Heute ist der Tag, an dem die Vorverhandlungen in Trapani, Italien gegen vier Mitglieder der Iuventa Crew wegen „Beihilfe zur illegalen Einreise“ eröffnet werden.
Innerhalb eines Jahres – zwischen Juli 2016 und August 2017 – retten etwa 200 Freiwillige mit Hilfe der Iuventa unter Wahrung internationalen Rechtes mehr als 14.000 Menschen aus Seenot. Zu diesen Menschenrechtler:innen gehören zehn Besatzungsmitglieder des Schiffs “Iuventa”, die im Mittelmeer geflüchtete Menschen vor dem Ertrinken gerettet haben. Die italienische Justiz ermittelt seit Monaten gegen sie – auf Grundlage haltloser Vorwürfe. Für Amnesty International sind die Iuventa10 Vorbilder für menschenrechtliches Engagement, das unterstützt und geschützt werden muss und nicht kriminalisiert. Daher erhielten sie den Amnesty Menschenrechtspreis im Jahr 2020. Mit dem Menschenrechtspreis zeichnet die deutsche Amnesty-Sektion alle zwei Jahre Persönlichkeiten und Organisationen aus, die sich unter schwierigen Bedingungen für die Menschenrechte einsetzen. Ziel des Preises ist es, das Engagement dieser Menschen zu würdigen, sie zu unterstützen und ihre Arbeit in der Öffentlichkeit bekannter zu machen.

Da das Verfahren starke Auswirkungen auf die Arbeit der Seenotrettung insgesamt hat, wollen wir den Tag gemeinsam mit der Iuventa Crew und anderen Organisationen nutzen, um gegen die Kriminalisierung der Seenotrettung im Mittelmeer laut zu werden, denn Seenotrettung ist eine völkerrechtliche Pflicht. Statt die Crewmitglieder wegen der Beihilfe zur irregulären Einreise strafrechtlich zu verfolgen, muss die Rettung geflüchteter Menschen straffrei bleiben, da sie aus humanitären Gründen erfolgt.
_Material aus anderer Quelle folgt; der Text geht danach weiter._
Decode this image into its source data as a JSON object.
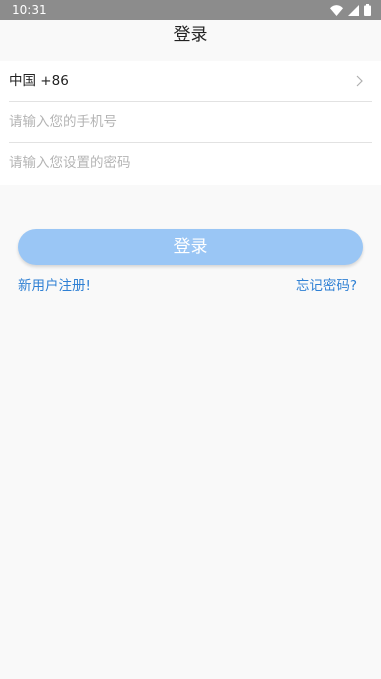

Wir fordern Italien und andere EU-Mitgliedsstaaten auf, mit sofortiger Wirkung Rettungseinsätze auf See zu gewährleisten, sowie jede gerettete geflüchteten Person an einen sicheren Ort zu bringen.
Amnesty International fordert des Weiteren, das Verfahren gegen die Iuventa-Crew und andere Seenotrettungsorganisationen sofort einzustellen. Außerdem muss der Straftatbestand “Beihilfe zur irregulären Einreise” so verändert werden, dass humanitäre Hilfe an den europäischen Außengrenzen nicht länger kriminalisiert wird.
Menschen dürfen nicht bestraft werden, weil sie geflüchteten Menschen geholfen haben. Jedes Leben muss gerettet werden, egal wo.